Tolkanti Prakash Goud (born 5 May 1959) is an Indian politician from Telangana, India. He is a four time MLA from Rajendranagar Assembly constituency in Ranga Reddy district. He currently represents Indian National Congress Party and won the 2023 Telangana Legislative Assembly election representing Bharat Rashtra Samithi Party He has been an elected MLA from Rajendranagar continuously from 2009. In July 2024, he joined Indian National Congress Party.

== Personal life ==
Goud is from Rajendranagar. He was born in Mylar Devarapalli village, Rajendranagar mandal, Ranga Reddy district, to father Tolkanti Gandaiah Goud and Lakshmamma. He left school after Class 5. He married Sulochana and they have three sons and two daughters. He also has a granddaughter Vennela and grandson, Vishwak Sen.

== Career ==
Goud was elected to Rajendranagar Assembly constituency representing Bharat Rashtra Samithi in the 2023 Telangana Legislative Assembly election.

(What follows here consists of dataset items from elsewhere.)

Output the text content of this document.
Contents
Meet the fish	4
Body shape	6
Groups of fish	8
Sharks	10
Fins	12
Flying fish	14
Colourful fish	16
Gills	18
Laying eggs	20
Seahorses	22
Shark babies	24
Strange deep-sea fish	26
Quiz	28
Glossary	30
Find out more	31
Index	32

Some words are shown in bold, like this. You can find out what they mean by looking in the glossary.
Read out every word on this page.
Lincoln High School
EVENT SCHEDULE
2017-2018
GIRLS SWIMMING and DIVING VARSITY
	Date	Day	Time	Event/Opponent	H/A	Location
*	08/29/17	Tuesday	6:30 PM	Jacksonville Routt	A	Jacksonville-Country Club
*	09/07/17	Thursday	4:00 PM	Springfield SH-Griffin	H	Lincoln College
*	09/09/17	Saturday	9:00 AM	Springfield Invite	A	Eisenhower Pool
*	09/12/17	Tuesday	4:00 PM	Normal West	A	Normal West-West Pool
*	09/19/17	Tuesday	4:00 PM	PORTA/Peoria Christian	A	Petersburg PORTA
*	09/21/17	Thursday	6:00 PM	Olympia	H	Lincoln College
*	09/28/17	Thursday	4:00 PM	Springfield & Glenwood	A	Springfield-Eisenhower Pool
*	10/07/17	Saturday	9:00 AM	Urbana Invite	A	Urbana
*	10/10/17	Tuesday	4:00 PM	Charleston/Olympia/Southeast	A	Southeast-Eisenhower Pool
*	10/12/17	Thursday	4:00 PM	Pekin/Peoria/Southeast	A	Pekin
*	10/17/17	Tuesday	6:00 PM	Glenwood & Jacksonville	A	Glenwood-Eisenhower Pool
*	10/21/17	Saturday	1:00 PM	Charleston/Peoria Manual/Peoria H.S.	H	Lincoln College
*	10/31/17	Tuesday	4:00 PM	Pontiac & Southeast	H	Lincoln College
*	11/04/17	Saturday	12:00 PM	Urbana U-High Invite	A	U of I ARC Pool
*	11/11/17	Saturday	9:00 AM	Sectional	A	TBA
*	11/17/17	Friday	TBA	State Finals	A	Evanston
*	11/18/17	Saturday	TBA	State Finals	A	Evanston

He polled 121,734 votes and defeated his nearest rival, Thokala Srinivas Reddy of Bharatiya Janata Party, by a margin of 32,096 votes.

He won as an MLA for the first time in 2009 representing Telugu Desam Party in the 2009 Andhra Pradesh Legislative Assembly election where he polled 49,522 votes and defeated his nearest rival, Kasani Gnaneshwar Mudiraj of Indian National Congress, by a margin of 7,485 votes. He retained the seat as TDP candidate in the 2014 Andhra Pradesh Legislative Assembly election where he polled 77.843 votes and defeated his nearest rival, B Gnaneshwar of Indian National Congress, by 25,881 votes. Later, he moved to Telangana Rashtra Samithi and won the 2018 Telangana Legislative Assembly election and became a four time MLA winning the 2023 Assembly election. In 2018 he polled 108,964 votes and defeated his nearest rival, Ganesh Renukuntla of Telugu Desam party, by 58,373 votes.